On Fri, May 20, 2022, Kirill A. Shutemov wrote:
> On Fri, May 20, 2022 at 05:47:30PM +0000, Sean Christopherson wrote:
> > On Fri, May 20, 2022, Kirill A. Shutemov wrote:
> > > @@ -299,6 +301,24 @@ static int handle_mmio(struct pt_regs *regs, struct ve_info *ve)
> > > if (WARN_ON_ONCE(user_mode(regs)))
> > > return -EFAULT;
> > >
> > > + /*
> > > + * load_unaligned_zeropad() relies on exception fixups in case of the
> > > + * word being a page-crosser and the second page is not accessible.
> > > + *
> > > + * In TDX guests, the second page can be shared page and VMM may
> > > + * configure it to trigger #VE.
> > > + *
> > > + * Kernel assumes that #VE on a shared page is MMIO access and tries to
> > > + * decode instruction to handle it. In case of load_unaligned_zeropad()
> > > + * it may result in confusion as it is not MMIO access.
> >
> > The guest kernel can't know that it's not "MMIO", e.g. nothing prevents the host
> > from manually serving accesses to some chunk of shared memory instead of backing
> > the shared chunk with host DRAM.
>
> It would require the guest to access shared memory only with instructions
> that we can deal with. I don't think we have such guarantee.

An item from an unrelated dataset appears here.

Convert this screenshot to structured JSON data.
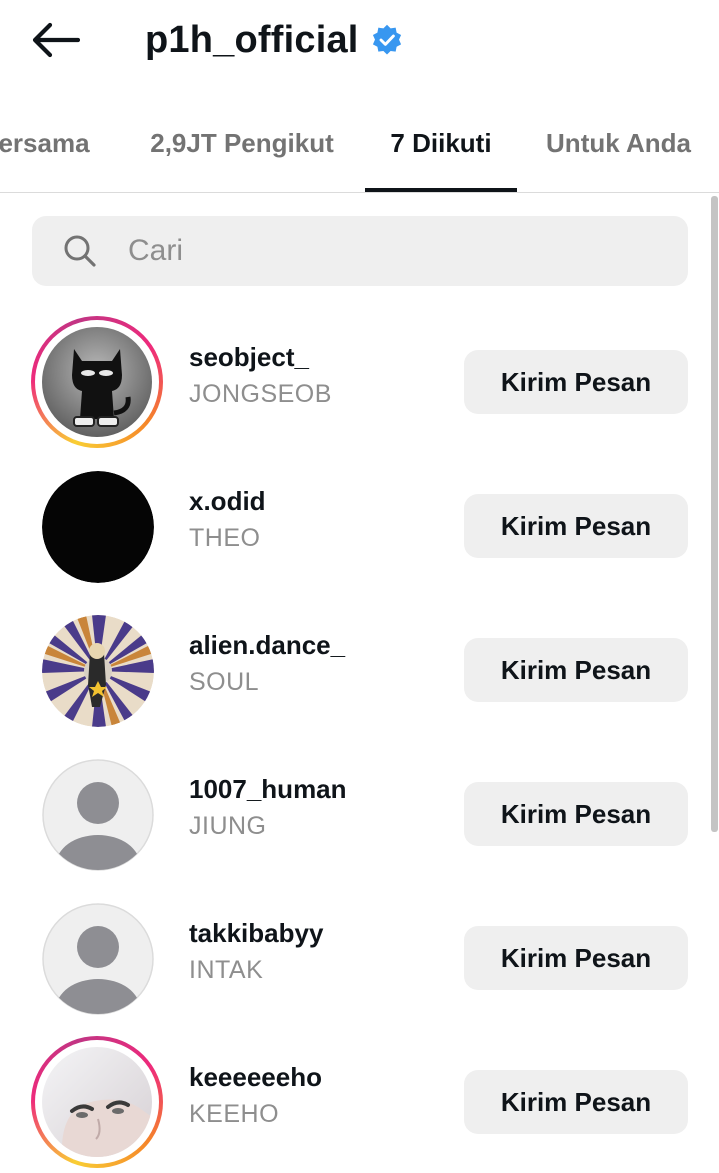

Ya, it's purely thoereticaly behavior. But panicking if the kernel can't decode
the instruction is really all the guest can do.

> > > + * Check fixup table before trying to handle MMIO.
> >
> > This ordering is wrong, fixup should be done if and only if the instruction truly
> > "faults". E.g. if there's an MMIO access lurking in the kernel that is wrapped in
> > exception fixup, then this will break that usage and provide garbage data on a read
> > and drop any write.
>
> When I tried to trigger the bug, the #VE actually succeed, because
> load_unaligned_zeropad() uses instruction we can decode. But due
> misalignment, the part of that came from non-shared page got overwritten
> with data that came from VMM.

That's a bug in the emulation then. I.e. it needs to deal with page splits.

> I guess we can try to detect misaligned accesses and handle them
> correctly. But it gets complicated and easer to screw up.

At a minimum, it should reject EPT violation #VEs that split pages (on either side).
That's needed irrespective of fixup, e.g. if there's a bug in there kernel that
results in splitting an MMIO region, then panicking is better than data corruption.

Then the post-failure fixup will work, i.e. the load_unaligned_zeropad() will work
like you intend here, without risking spurious fixup.

> Do we ever use exception fixups for MMIO accesses to justify the
> complication?

It's essentially impossible to prove because identifying all the MMIO accesses in
the kernel (and drivers!) is extremely difficult, e.g. see the I/O APIC code which
uses a struct to overlay MMIO.